Previous studies have shown that the interaction of PEG-liposomes with mononuclear cells in the circulation is minimal. Therefore, most probably the uptake of the PEG-liposomes in the inflammatory foci is mainly a result of extravasation caused by the locally increased vascular permeability. This would explain why uptake of the long circulating liposomes in the inflamed area is much higher than the uptake of the non-PEG-liposomes: the persistently high blood concentrations of the PEG-liposomes facilitate the continued extravasation of the PEG-liposomes at the inflammatory focus. The mechanism of the subsequent retention of the liposomes in the inflammatory focus remains to be elucidated. The increased blood volume in the inflamed foot can only partly explain the increased uptake of PEG liposomes in the inflamed foot, because the IA/CA ratio increased with time. The IA/CA ratio obtained immediately after injection is a result of the increased vascularity in the inflamed foot and is relatively low.

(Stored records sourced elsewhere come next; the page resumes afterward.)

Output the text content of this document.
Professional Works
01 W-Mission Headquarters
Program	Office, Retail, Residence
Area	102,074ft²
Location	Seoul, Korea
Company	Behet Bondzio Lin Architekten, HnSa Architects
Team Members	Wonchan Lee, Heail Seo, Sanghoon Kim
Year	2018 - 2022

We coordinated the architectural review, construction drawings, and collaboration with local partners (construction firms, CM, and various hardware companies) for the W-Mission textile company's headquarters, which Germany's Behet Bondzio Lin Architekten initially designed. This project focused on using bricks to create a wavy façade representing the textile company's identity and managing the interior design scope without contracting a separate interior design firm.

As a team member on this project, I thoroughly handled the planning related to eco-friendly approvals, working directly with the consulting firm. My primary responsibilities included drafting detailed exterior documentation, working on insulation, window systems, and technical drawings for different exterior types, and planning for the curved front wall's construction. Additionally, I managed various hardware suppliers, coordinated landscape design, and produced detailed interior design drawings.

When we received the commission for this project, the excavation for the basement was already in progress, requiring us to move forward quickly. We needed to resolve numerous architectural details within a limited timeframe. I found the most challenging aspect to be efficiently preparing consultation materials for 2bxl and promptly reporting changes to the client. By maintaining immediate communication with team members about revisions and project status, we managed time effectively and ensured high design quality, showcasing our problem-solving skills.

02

Non-specific human polyclonal IgG has been shown to localise to foci of rheumatoid arthritis.2 17 21 Initially it was proposed that the IgG was trapped specifically because of the interaction with Fc receptor positive inflammatory cells.22 However, further studies have shown that the role of Fc receptor interaction in the accumulation of IgG in inflammatory foci is minimal.23Therefore, scintigraphic detection of rheumatoid arthritis with either IgG or liposomes both represent non-specific targeting methods, exploiting the increased capillary permeability in inflammatory foci. Consequently, it is expected that imaging with a liposome based radiopharmaceutical cannot discriminate rheumatoid arthritis from other inflammatory processes in joints. The role of radiolabelled liposomes in the diagnostic investigation of patients with rheumatoid arthritis has to be determined in clinical studies.

In conclusion, this study shows that PEG-liposomes may be powerful vehicles for scintigraphic imaging of the joints affected by rheumatoid arthritis as well as for the targeted delivery of antirheumatic drugs.


The skilled assistance of G Grutters (Central Animal Facility, University Hospital Nijmegen) in the animal experiments and E Koenders (Department of Nuclear Medicine, University Hospital Nijmegen) in the preparation of the radiopharmaceuticals is gratefully acknowledged.